# Shoulder plane which one to buy



## robdem (Apr 7, 2011)

Looking to buy one of the veritas shoulder planes either the small or medium model. Will be using this plane on small mortise and tenon joints for jewelry boxes and some picture frames . i'am leaning toward the small model but would like some feed back and recommendations thanks for any and all help .


----------



## waho6o9 (May 6, 2011)

Files and rasps should be given a look as well.

I find it easier to file to fit as opposed to plane it to fit.
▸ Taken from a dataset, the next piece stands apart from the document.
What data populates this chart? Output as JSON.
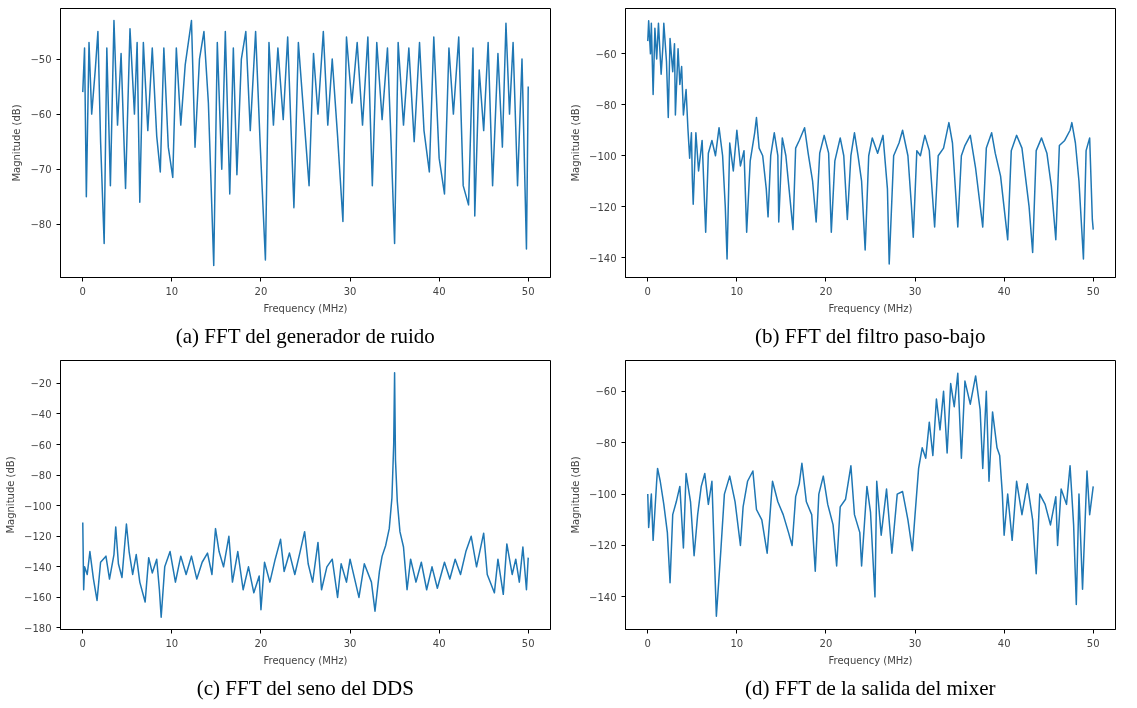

I'd like a shoulder plane also, so I'll keep an eye on the thread too.


----------



## Woodbridge (Oct 12, 2011)

I originally bought the small Veritas shoulder plane but found it a bit small for some project tasks (mainly chair making). I have bought the medium one now. But for small boxes you might find the smalll one suits your needs.


----------



## OggieOglethorpe (Aug 15, 2012)

Compare the length of the typical tenon face, or width of a rabbet, that you might adjust, and choose from there.

The fewer passes you have to make, the less chance of messing up the tenon face. You can always plane a tenon face that is shorter than the plane is wide, but you'll have to make multiple passes if your plane is too narrow.

Don't pass by a rabbet block, either… They're wider than most shoulder planes.

You would typically flatten the floor of a dado or groove with a router plane, so don't choose your shoulder plane based on thoughts of fitting in a housed groove.


----------



## AandCstyle (Mar 21, 2012)

I have the medium one and love it, but I make furniture mostly so it might be too big for your projects. I tried using a file and had a hard time keeping everything square, YMMV.


----------



## robdem (Apr 7, 2011)

Thanks for the input guys .


----------



## Smitty_Cabinetshop (Mar 26, 2011)

^ +1 to what Barry says, he's got good insight there!


----------



## pcott (Jul 7, 2009)

I have the medium, and really love it, but if I were to do it again, I would buy the large shoulder plane.


----------



## Texchappy (Apr 27, 2012)

This is somewhat timely as a shoulder plane is one of the few tools I need to complete the shaker table I'm planning (just got the Chris Schwarz DVD).


----------



## LeeBarker (Aug 6, 2010)

If money is an object, you might consider one of the rabbet/fillister planes made by several manufacturers in the last century. (Still made, but they vintage ones appear to be better quality.) They are plentiful and you can pick one up on the 'bay for about the price of a replacement iron for your Veritas.

Here are two examples.

To see them all you have to search both "fillister plane" and "duplex plane."

Prices vary widely but I have purchased two for under $25 (plus shipping) in the past couple years. The fence is nice. The nicker is likely a requirement. And besides, it is always handy to be able to say, when you really don't want to be at the party, "I must go home now and sharpen my nicker."

Kindly,

Lee


----------



## bandit571 (Jan 20, 2011)

Maybe one like this?









The sides are also machined, so take the fences off, and lay it on it's side.









with the grain or across the grain…


----------



## robdem (Apr 7, 2011)

Lee/ Bandit don't know much about these planes will do some research on them . Thanks for the info on these plans . Lee I looked at the ones on ebay might put bid on one once figure out how to use them any reason to buy a new tool.


----------



## jusfine (May 22, 2010)

I have a few of the Record and Clifton shoulder planes… 









I find that the one I pick up most often is a Record 41, fits nicely in the hand and is a pleasure to use. You can usually find them on eBay quite reasonably priced. The Clifton 410 is the same size if you come across one of those…










Of course, the Veritas planes are quite refined and have a little nicer adjustments.


----------



## HorizontalMike (Jun 3, 2010)

My shoulder plane is at the low end of the spectrum,... a 3/4in Stanley #92. I had to do a lot of adjusting to make this thing worthwhile. That said, I find that the ability to convert it to a chisel plane to be a valuable trait. My 2-cents.


----------



## JohnChung (Sep 20, 2012)

I do own a medium shoulder plane. I do use the plane along with the block plane when the cheek is involved. For a medium shoulder plane it is good enough for most purpose. Handling large shoulders a bigger shoulder plane would be beneficial but not necessary.

Small shoulders can be done using a medium plane. I do have a miniature shoulder plane… It may actually be a better choice for jewellery boxes.


----------